Выбрать главу

Коснувшись сквозь одежду волшебного клинка, который он тайно вывез из Морнийской империи, чтобы преподнести брату Мо в знак своей преданности, Фа Лонь зажмурил глаза.

Преданность оказалась не нужна.

— Ещё минута промедления — и мы сочтём это за неповиновение!

За туфлями Джи Мо ухаживали невероятно тщательно: не было ни противного запаха, ни жирных пятен, ни даже пылинки. Однако, коснувшись их языком, Фа Лонь подумал, что лучше бы морнийский император макнул его лицом в конский навоз. Лучше бы он целиком его в навоз опустил.

— Вы разобрались? — спросил Джи Лу зевая. — Надеюсь, что да, потому что сил больше не осталось. Глаза слипаются.

— Иди уже.

— Это... Что ещё хотел сказать… — хрустнув шеей, пробормотал Джи Лу. — Пусть брат Лонь вечером приводит невестку. Говорят, её красоте нет равных. Хочу взглянуть.

___________

«Деревянное тело и каменное сердце» — устойчивое выражение в гердеинском языке для обозначения необходимости в твёрдой воле, чтобы не поддаться соблазну славы и выгод, получение которых может навредить интересам государства.

Глава 8. Первая жена

Фа Лонь бессмысленно глядел в потолок. Он трижды вымыл рот с мылом, но ощущение гадливости никуда не исчезло. Казалось бы, такая мелочь! Его не высекли, не убили. Ему не вырвали язык и не отрубили руку. Почему же теперь он лежал на кровати не в силах пошевелиться?

Раздался осторожный стук в дверь.

— Служанке нужно войти.

Фа Лонь повернул голову набок. Меньше всего сейчас хотелось кого-либо видеть. Но едва двери распахнулись, он стремительно сел на кровати.

Служанкам не дозволялось пользоваться косметикой, поэтому щёки, нос и даже подбородок на смуглом лице теперь покрывали веснушки; ресницы и брови были непривычного тёмно-коричневого цвета, а бледно-розовые губы, прежде чувственно подведённые, больше не отвлекали внимания от широко распахнутых округлых глаз.

Это противоречило всем канонам гердеинской красоты, требующим, чтобы лицо женщины было белоснежным, брови угольно-чёрными, а губы — крохотными и ярко-красными. Но… украшало Фа Денью безмерно. 
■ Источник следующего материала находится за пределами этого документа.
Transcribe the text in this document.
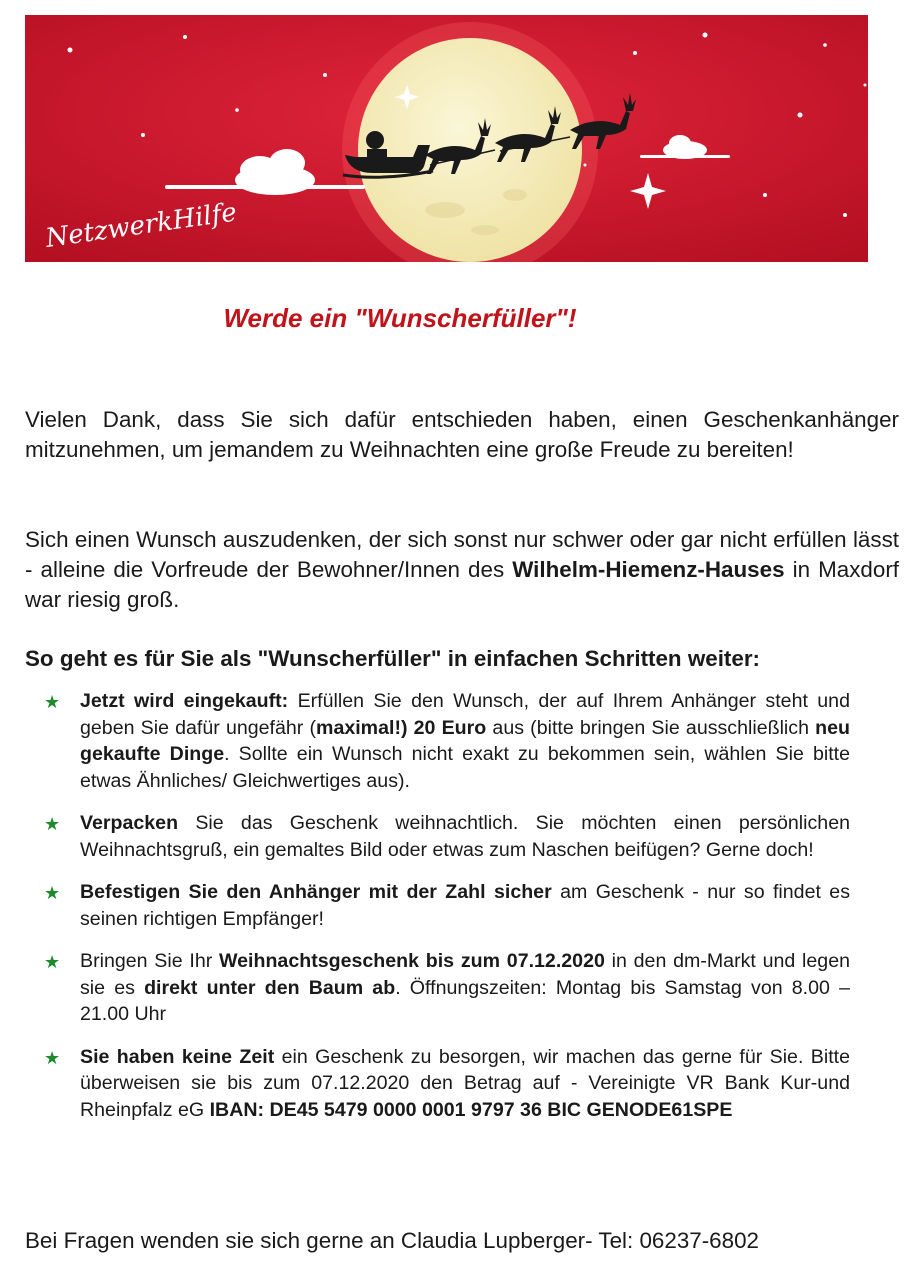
NetzwerkHilfe
Werde ein "Wunscherfüller"!

Vielen Dank, dass Sie sich dafür entschieden haben, einen Geschenkanhänger mitzunehmen, um jemandem zu Weihnachten eine große Freude zu bereiten!

Sich einen Wunsch auszudenken, der sich sonst nur schwer oder gar nicht erfüllen lässt - alleine die Vorfreude der Bewohner/Innen des Wilhelm-Hiemenz-Hauses in Maxdorf war riesig groß.

So geht es für Sie als "Wunscherfüller" in einfachen Schritten weiter:
★ Jetzt wird eingekauft: Erfüllen Sie den Wunsch, der auf Ihrem Anhänger steht und geben Sie dafür ungefähr (maximal!) 20 Euro aus (bitte bringen Sie ausschließlich neu gekaufte Dinge. Sollte ein Wunsch nicht exakt zu bekommen sein, wählen Sie bitte etwas Ähnliches/ Gleichwertiges aus).
★ Verpacken Sie das Geschenk weihnachtlich. Sie möchten einen persönlichen Weihnachtsgruß, ein gemaltes Bild oder etwas zum Naschen beifügen? Gerne doch!
★ Befestigen Sie den Anhänger mit der Zahl sicher am Geschenk - nur so findet es seinen richtigen Empfänger!
★ Bringen Sie Ihr Weihnachtsgeschenk bis zum 07.12.2020 in den dm-Markt und legen sie es direkt unter den Baum ab. Öffnungszeiten: Montag bis Samstag von 8.00 – 21.00 Uhr
★ Sie haben keine Zeit ein Geschenk zu besorgen, wir machen das gerne für Sie. Bitte überweisen sie bis zum 07.12.2020 den Betrag auf - Vereinigte VR Bank Kur-und Rheinpfalz eG IBAN: DE45 5479 0000 0001 9797 36 BIC GENODE61SPE

Bei Fragen wenden sie sich gerne an Claudia Lupberger- Tel: 06237-6802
В простых одеждах служанки она сияла и благоухала свежестью, словно распустившийся цветок лотоса.

— Зелёный чай. Как господин любит, с цветками жасмина.

Фа Денья поставила поднос с горячим чайником на прикроватный столик и, придержав рукой длинный рукав, наполнила чашку.

— А-Дея… Это ведь ты?

— Следует ли служанке достать свою половину, чтобы разбитое зеркало вновь стало круглым? — спросила Фа Денья с едва заметной усмешкой, которая отдавала грустью.

Её слова ножом полоснули по сердцу.

Фа Лонь поймал Фа Денью за руку и, усадив рядом с собой на кровати, крепко обнял. Он по-разному представлял их встречу. В одном случае Фа Денья плевала ему в лицо и уезжала вместе с их ребёнком к своему дяде, генералу Юго-Запада, в другом — требовала отослать Маджайру в деревенскую глушь, угрожая задействовать обширные связи семьи Ван, но никогда не сидела безмолвно рядом, склонив голову ему на плечо.

— Жена расскажет вернувшемуся мужу, как она оказалась в том бедственном положении, в котором он её встретил?

— Разве матушка уже не рассказала мужу всё, что тому надлежало знать? — слова Фа Деньи были пропитаны горечью, которую та не пыталась скрывать. — Что бы ни сказала теперь жена, разве заставят её речи усомниться мужа в правоте матушки? 

Фа Лонь бережно взял изящную ладонь и несильно её пожал, проведя большим пальцем по загрубевшей от тяжёлой работы коже.

— Муж верит жене, но и матушке верит тоже. Ему необходимо выслушать обе стороны, чтобы принять решение.

С губ Фа Деньи сорвался глухой смешок. Их взгляды ненадолго встретились, и Фа Лонь понял: она ему ни капельки не верит.

— Роды прошли в непрекращающихся муках, — произнесла Фа Денья отстранённо, будто речь шла не о ней. — Боль преследовала жену день и две ночи, прежде чем усилиями повитухи малютка Саар появился на свет. Его сразу же передали на руки матушке, а всеми позабытая жена осталась лежать без сил. Она была так слаба, что уронила чашку, не сумев поднести её ко рту.

Фа Лонь обнял Фа Денью крепче. Скрестил руки у неё на груди и прижался щекой к макушке, закутывая в себя, словно в одеяло. Даже закрыв глаза, он чувствовал её боль как свою.